Every rider should have the following safety gear:
- Full face helmet
- Full finger gloves
- Long sleeve shirt with sleeves reaching the wrists
- Long pants (jeans are also fine), snug at the ankles, or shorts with shin/knee pads
- Enclosed shoes (no sandals)
- Working rear brakes (coaster are allowed but not recommended)
Making Your Bike Ready for BMX
- Buy a BMX bike that is in good condition and you find comfortable riding on
- Check wheels, frame and fork to confirm that nothing is broken or cracked
- Remove/Deactivate front brakes, and remove reflectors, axle pegs, kickstand and chain guards if required
- Position the handlebars nearly vertical or in line with the fork
- Oil all moving parts like brake pivot bolts, cables and chain
- Apply the right level of tension on the chain to prevent it from falling off while you’re racing
- Adjust the seat’s height so that it’ll allow good mobility and at the same time safety
- Add a number plate (you can get it at local track)
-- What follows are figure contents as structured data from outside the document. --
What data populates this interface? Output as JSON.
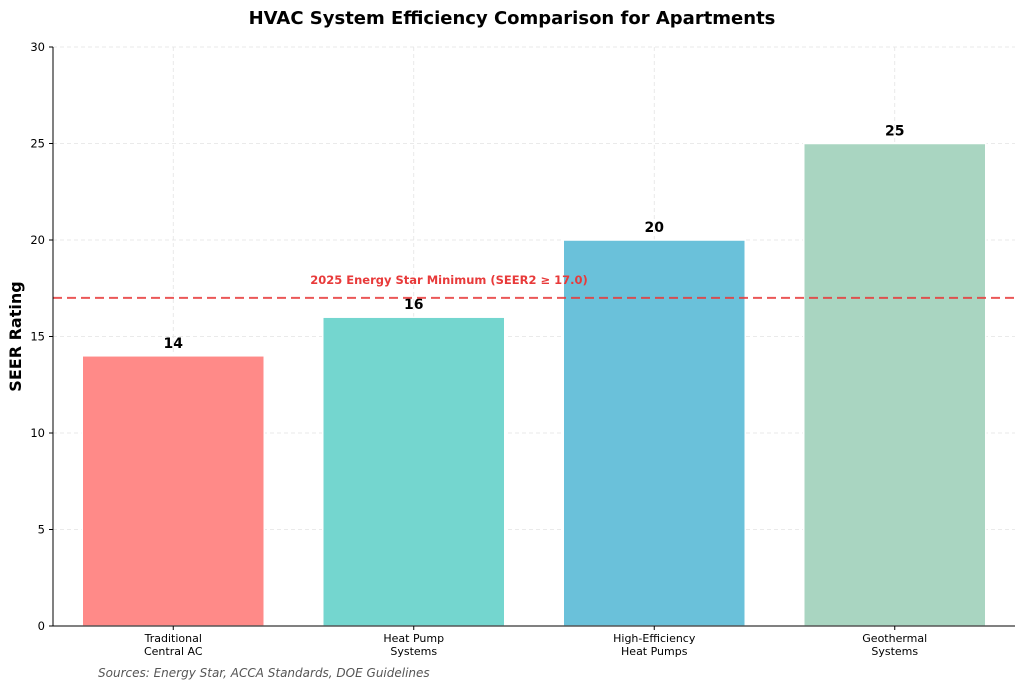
{
  "chart_data": {
    "type": "bar",
    "title": "HVAC System Efficiency Comparison for Apartments",
    "xlabel": "",
    "ylabel": "SEER Rating",
    "ylim": [
      0,
      30
    ],
    "yticks": [
      0,
      5,
      10,
      15,
      20,
      25,
      30
    ],
    "grid": true,
    "categories": [
      "Traditional\nCentral AC",
      "Heat Pump\nSystems",
      "High-Efficiency\nHeat Pumps",
      "Geothermal\nSystems"
    ],
    "values": [
      14,
      16,
      20,
      25
    ],
    "colors": [
      "#ff8a88",
      "#74d6cf",
      "#6ac1da",
      "#a9d5c1"
    ],
    "reference_line": {
      "value": 17.0,
      "label": "2025 Energy Star Minimum (SEER2 ≥ 17.0)",
      "color": "#e83a3a"
    },
    "source_note": "Sources: Energy Star, ACCA Standards, DOE Guidelines"
  }
}
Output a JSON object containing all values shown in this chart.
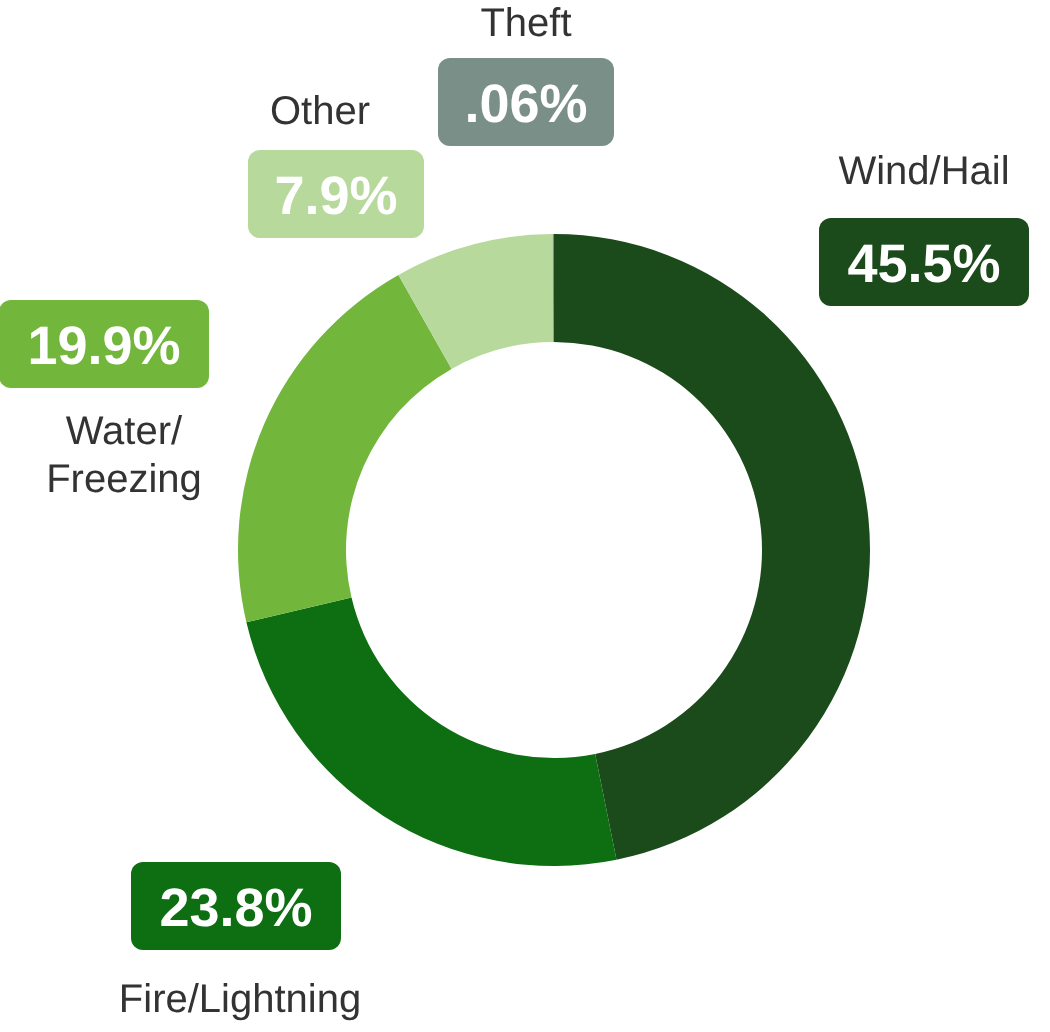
{
  "chart_data": {
    "type": "donut",
    "categories": [
      "Wind/Hail",
      "Fire/Lightning",
      "Water/Freezing",
      "Other",
      "Theft"
    ],
    "values": [
      45.5,
      23.8,
      19.9,
      7.9,
      0.06
    ],
    "value_labels": [
      "45.5%",
      "23.8%",
      "19.9%",
      "7.9%",
      ".06%"
    ],
    "colors": [
      "#1b4a1b",
      "#0d6e12",
      "#72b63c",
      "#b7d99c",
      "#7b8f89"
    ],
    "legend": false
  }
}
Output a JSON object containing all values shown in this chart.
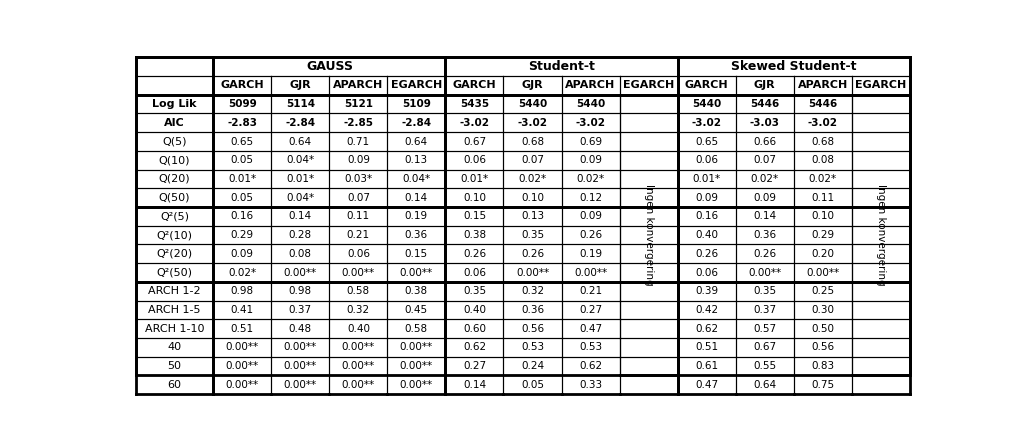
{
  "row_labels": [
    "Log Lik",
    "AIC",
    "Q(5)",
    "Q(10)",
    "Q(20)",
    "Q(50)",
    "Q²(5)",
    "Q²(10)",
    "Q²(20)",
    "Q²(50)",
    "ARCH 1-2",
    "ARCH 1-5",
    "ARCH 1-10",
    "40",
    "50",
    "60"
  ],
  "col_groups": [
    "GAUSS",
    "Student-t",
    "Skewed Student-t"
  ],
  "col_subheaders": [
    "GARCH",
    "GJR",
    "APARCH",
    "EGARCH"
  ],
  "data": {
    "GAUSS": {
      "GARCH": [
        "5099",
        "-2.83",
        "0.65",
        "0.05",
        "0.01*",
        "0.05",
        "0.16",
        "0.29",
        "0.09",
        "0.02*",
        "0.98",
        "0.41",
        "0.51",
        "0.00**",
        "0.00**",
        "0.00**"
      ],
      "GJR": [
        "5114",
        "-2.84",
        "0.64",
        "0.04*",
        "0.01*",
        "0.04*",
        "0.14",
        "0.28",
        "0.08",
        "0.00**",
        "0.98",
        "0.37",
        "0.48",
        "0.00**",
        "0.00**",
        "0.00**"
      ],
      "APARCH": [
        "5121",
        "-2.85",
        "0.71",
        "0.09",
        "0.03*",
        "0.07",
        "0.11",
        "0.21",
        "0.06",
        "0.00**",
        "0.58",
        "0.32",
        "0.40",
        "0.00**",
        "0.00**",
        "0.00**"
      ],
      "EGARCH": [
        "5109",
        "-2.84",
        "0.64",
        "0.13",
        "0.04*",
        "0.14",
        "0.19",
        "0.36",
        "0.15",
        "0.00**",
        "0.38",
        "0.45",
        "0.58",
        "0.00**",
        "0.00**",
        "0.00**"
      ]
    },
    "Student-t": {
      "GARCH": [
        "5435",
        "-3.02",
        "0.67",
        "0.06",
        "0.01*",
        "0.10",
        "0.15",
        "0.38",
        "0.26",
        "0.06",
        "0.35",
        "0.40",
        "0.60",
        "0.62",
        "0.27",
        "0.14"
      ],
      "GJR": [
        "5440",
        "-3.02",
        "0.68",
        "0.07",
        "0.02*",
        "0.10",
        "0.13",
        "0.35",
        "0.26",
        "0.00**",
        "0.32",
        "0.36",
        "0.56",
        "0.53",
        "0.24",
        "0.05"
      ],
      "APARCH": [
        "5440",
        "-3.02",
        "0.69",
        "0.09",
        "0.02*",
        "0.12",
        "0.09",
        "0.26",
        "0.19",
        "0.00**",
        "0.21",
        "0.27",
        "0.47",
        "0.53",
        "0.62",
        "0.33"
      ],
      "EGARCH": [
        "",
        "",
        "",
        "",
        "",
        "",
        "",
        "",
        "",
        "",
        "",
        "",
        "",
        "",
        "",
        ""
      ]
    },
    "Skewed Student-t": {
      "GARCH": [
        "5440",
        "-3.02",
        "0.65",
        "0.06",
        "0.01*",
        "0.09",
        "0.16",
        "0.40",
        "0.26",
        "0.06",
        "0.39",
        "0.42",
        "0.62",
        "0.51",
        "0.61",
        "0.47"
      ],
      "GJR": [
        "5446",
        "-3.03",
        "0.66",
        "0.07",
        "0.02*",
        "0.09",
        "0.14",
        "0.36",
        "0.26",
        "0.00**",
        "0.35",
        "0.37",
        "0.57",
        "0.67",
        "0.55",
        "0.64"
      ],
      "APARCH": [
        "5446",
        "-3.02",
        "0.68",
        "0.08",
        "0.02*",
        "0.11",
        "0.10",
        "0.29",
        "0.20",
        "0.00**",
        "0.25",
        "0.30",
        "0.50",
        "0.56",
        "0.83",
        "0.75"
      ],
      "EGARCH": [
        "",
        "",
        "",
        "",
        "",
        "",
        "",
        "",
        "",
        "",
        "",
        "",
        "",
        "",
        "",
        ""
      ]
    }
  },
  "ingen_konvergering": "Ingen konvergering",
  "thin_lw": 0.8,
  "thick_lw": 2.0
}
- Before going to the track for the race, try riding the bike around in your area so as to understand it and make any changes or adjustments
- If you plan to convert a street bike, you will have to remove the front brake and gyro
- Keep in mind that coaster (back pedal) brakes are not a good option for a BMX race bike
Remember that BMX is not more dangerous than most other sports. Statistics says that it’s safer than almost all traditional after-school sports or activities. It can even be said that the time spent on BMX biking is safer than your time on the street. So, enjoy BMX racing and let your children enjoy it too without any worries!